Supercapacitor market is mainly dominated by carbon, oxygen or sulfur based electrode materials. They lack due to the low potential window, low operating current, and low capacitance retention over large charge discharge cycles. Transition metal-based dichalcogenide systems (MX2) are found promising to resolve this research gap. But electrode materials having two different chalcogenide anions (X, X') are to be explored for this purpose. The interfacial interaction between sulfur and selenium in Ni(S,Se)2 is capitalized to yield high-charge storage properties. A facile hydrothermal technique was used to prepare nickel sulfide - nickel sulfoselenide nanosheets as a composite material without the use of any strong reducing agent.

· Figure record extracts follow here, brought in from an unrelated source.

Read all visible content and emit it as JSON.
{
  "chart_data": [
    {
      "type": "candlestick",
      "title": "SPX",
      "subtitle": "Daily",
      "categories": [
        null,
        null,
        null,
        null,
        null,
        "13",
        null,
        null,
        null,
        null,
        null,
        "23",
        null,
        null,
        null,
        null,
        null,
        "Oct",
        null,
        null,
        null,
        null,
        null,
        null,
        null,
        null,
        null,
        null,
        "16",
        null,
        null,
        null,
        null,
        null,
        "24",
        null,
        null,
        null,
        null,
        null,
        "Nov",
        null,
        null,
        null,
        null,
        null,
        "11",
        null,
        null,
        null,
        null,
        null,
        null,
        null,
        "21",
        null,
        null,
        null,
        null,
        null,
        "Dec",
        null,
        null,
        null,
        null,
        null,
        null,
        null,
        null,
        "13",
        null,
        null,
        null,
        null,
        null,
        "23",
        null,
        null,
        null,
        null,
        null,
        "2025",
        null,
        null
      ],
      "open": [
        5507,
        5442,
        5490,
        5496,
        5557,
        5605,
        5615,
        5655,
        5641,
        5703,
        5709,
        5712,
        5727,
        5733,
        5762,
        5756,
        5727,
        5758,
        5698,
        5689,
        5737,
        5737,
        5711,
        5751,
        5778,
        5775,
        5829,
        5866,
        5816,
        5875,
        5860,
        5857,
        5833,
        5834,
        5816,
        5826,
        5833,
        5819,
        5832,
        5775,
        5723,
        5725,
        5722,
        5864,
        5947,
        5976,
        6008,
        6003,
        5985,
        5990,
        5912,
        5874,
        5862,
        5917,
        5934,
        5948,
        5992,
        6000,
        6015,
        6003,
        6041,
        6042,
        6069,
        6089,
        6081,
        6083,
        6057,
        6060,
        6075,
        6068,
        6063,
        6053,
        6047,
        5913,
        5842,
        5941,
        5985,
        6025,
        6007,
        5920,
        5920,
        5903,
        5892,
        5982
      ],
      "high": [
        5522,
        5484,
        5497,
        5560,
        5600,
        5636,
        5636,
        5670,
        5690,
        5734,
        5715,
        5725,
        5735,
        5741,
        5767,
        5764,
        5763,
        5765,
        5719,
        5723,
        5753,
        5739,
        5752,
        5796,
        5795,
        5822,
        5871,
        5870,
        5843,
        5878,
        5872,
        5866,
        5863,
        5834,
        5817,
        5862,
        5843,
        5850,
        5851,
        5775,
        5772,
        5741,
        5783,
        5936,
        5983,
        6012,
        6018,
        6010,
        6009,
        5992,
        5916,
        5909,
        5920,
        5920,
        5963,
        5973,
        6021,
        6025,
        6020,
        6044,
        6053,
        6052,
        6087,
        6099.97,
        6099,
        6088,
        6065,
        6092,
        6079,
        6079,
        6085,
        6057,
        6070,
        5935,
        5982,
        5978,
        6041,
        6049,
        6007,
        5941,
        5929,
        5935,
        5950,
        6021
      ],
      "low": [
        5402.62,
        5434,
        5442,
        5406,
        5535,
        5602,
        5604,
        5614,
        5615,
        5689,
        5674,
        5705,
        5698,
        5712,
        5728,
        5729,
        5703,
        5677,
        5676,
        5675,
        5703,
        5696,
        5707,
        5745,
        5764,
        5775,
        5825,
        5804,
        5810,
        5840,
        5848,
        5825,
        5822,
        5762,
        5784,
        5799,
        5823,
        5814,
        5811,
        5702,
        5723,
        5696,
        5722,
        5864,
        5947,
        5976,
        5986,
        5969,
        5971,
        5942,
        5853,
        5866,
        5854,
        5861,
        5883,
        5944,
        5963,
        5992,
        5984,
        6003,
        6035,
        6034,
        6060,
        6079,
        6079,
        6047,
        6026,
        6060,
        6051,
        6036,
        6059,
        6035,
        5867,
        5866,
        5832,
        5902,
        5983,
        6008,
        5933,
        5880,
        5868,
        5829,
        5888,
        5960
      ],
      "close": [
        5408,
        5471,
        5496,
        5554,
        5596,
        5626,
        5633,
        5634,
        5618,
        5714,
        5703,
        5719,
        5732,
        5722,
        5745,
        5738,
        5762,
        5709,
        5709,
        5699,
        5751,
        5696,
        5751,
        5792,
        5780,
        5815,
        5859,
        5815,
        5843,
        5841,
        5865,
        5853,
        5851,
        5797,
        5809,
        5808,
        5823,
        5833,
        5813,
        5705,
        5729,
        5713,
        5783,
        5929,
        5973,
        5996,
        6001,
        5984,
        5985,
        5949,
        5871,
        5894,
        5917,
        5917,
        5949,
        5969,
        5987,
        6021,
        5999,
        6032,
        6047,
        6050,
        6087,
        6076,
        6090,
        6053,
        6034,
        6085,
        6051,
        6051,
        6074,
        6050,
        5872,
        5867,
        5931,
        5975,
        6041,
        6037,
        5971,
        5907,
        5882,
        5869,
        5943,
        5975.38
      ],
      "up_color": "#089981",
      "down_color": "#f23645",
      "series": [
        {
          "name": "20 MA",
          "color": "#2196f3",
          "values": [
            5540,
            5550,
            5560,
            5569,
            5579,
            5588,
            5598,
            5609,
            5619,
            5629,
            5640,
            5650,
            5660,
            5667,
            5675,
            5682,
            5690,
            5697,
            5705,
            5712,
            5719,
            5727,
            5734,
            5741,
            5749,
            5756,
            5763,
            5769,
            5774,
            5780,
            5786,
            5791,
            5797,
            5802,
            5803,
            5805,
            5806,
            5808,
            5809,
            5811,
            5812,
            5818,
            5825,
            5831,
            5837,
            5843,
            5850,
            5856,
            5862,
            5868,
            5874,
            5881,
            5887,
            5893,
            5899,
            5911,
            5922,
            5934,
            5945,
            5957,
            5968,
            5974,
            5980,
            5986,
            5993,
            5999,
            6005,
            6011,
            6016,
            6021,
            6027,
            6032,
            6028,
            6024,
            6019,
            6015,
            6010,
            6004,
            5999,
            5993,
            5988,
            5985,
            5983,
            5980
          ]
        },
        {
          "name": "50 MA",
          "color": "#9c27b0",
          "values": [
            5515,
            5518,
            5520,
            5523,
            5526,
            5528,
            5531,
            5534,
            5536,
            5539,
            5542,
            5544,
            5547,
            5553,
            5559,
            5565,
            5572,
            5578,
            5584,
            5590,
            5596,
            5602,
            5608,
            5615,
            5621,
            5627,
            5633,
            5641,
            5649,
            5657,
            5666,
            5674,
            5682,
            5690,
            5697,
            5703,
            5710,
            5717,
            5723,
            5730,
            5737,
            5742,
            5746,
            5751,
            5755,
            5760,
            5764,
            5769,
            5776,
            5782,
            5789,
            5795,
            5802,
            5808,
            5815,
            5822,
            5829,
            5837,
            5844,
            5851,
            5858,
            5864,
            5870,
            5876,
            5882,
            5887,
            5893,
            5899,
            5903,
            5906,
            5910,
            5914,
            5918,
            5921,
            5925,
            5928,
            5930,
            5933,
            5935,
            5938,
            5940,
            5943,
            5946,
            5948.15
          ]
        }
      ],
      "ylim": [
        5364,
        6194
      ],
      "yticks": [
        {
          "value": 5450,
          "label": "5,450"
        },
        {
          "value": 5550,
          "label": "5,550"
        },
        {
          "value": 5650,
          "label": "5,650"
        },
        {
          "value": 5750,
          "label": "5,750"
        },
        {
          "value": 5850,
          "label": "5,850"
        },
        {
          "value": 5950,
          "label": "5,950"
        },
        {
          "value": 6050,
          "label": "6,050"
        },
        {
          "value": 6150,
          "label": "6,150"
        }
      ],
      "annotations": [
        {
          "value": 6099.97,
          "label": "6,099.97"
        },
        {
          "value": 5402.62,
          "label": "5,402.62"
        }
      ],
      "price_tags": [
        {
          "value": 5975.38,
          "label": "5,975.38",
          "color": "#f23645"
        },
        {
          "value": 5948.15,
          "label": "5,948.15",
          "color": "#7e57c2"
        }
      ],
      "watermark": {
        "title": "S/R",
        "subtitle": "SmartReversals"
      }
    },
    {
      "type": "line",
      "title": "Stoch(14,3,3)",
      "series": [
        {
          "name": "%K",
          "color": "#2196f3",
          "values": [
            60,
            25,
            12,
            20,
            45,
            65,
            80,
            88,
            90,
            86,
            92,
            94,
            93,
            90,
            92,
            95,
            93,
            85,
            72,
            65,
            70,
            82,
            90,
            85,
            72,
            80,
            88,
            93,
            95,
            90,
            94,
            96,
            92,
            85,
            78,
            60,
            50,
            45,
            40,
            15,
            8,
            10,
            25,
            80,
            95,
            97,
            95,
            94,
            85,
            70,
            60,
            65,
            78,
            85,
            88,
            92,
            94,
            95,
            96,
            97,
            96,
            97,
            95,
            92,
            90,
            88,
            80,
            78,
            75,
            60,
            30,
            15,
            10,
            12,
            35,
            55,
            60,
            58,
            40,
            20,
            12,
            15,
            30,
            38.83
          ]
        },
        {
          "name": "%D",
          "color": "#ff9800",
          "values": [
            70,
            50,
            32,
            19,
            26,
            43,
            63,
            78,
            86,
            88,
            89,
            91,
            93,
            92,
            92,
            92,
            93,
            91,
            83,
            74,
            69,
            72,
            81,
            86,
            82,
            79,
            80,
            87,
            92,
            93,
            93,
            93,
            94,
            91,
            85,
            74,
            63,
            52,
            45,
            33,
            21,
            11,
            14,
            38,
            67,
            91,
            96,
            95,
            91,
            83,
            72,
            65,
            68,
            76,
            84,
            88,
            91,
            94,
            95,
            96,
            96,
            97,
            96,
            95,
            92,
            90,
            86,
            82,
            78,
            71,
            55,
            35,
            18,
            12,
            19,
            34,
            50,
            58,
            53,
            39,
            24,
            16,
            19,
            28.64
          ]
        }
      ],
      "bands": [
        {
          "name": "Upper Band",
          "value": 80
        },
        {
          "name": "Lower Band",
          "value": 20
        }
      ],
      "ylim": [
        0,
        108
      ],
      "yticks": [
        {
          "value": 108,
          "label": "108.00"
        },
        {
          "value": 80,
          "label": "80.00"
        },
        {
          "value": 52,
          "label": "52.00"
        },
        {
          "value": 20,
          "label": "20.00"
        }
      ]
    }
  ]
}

The 2D layered structure of the nanosheets contributes to the increased charge storage ability at high current densities. Here, we report a high specific capacitance of 1908 Fg−1 at a current density of 1 Ag−1 in the fabricated coin cell using PVA/KOH gel electrolyte. While operating at a high current density of 25 Ag−1, the device offers 259 Fg−1. The symmetric device at high charge densities has also ensured >92 % retention after 28,000 cycles. The shelf life of the same coin cell was tested after 100 days and it exhibited 100 % retention after 3000 cycles at 10 Ag−1. The device with higher mass loading also showed 85 % retention after 60,000 cycles proving the material's stability.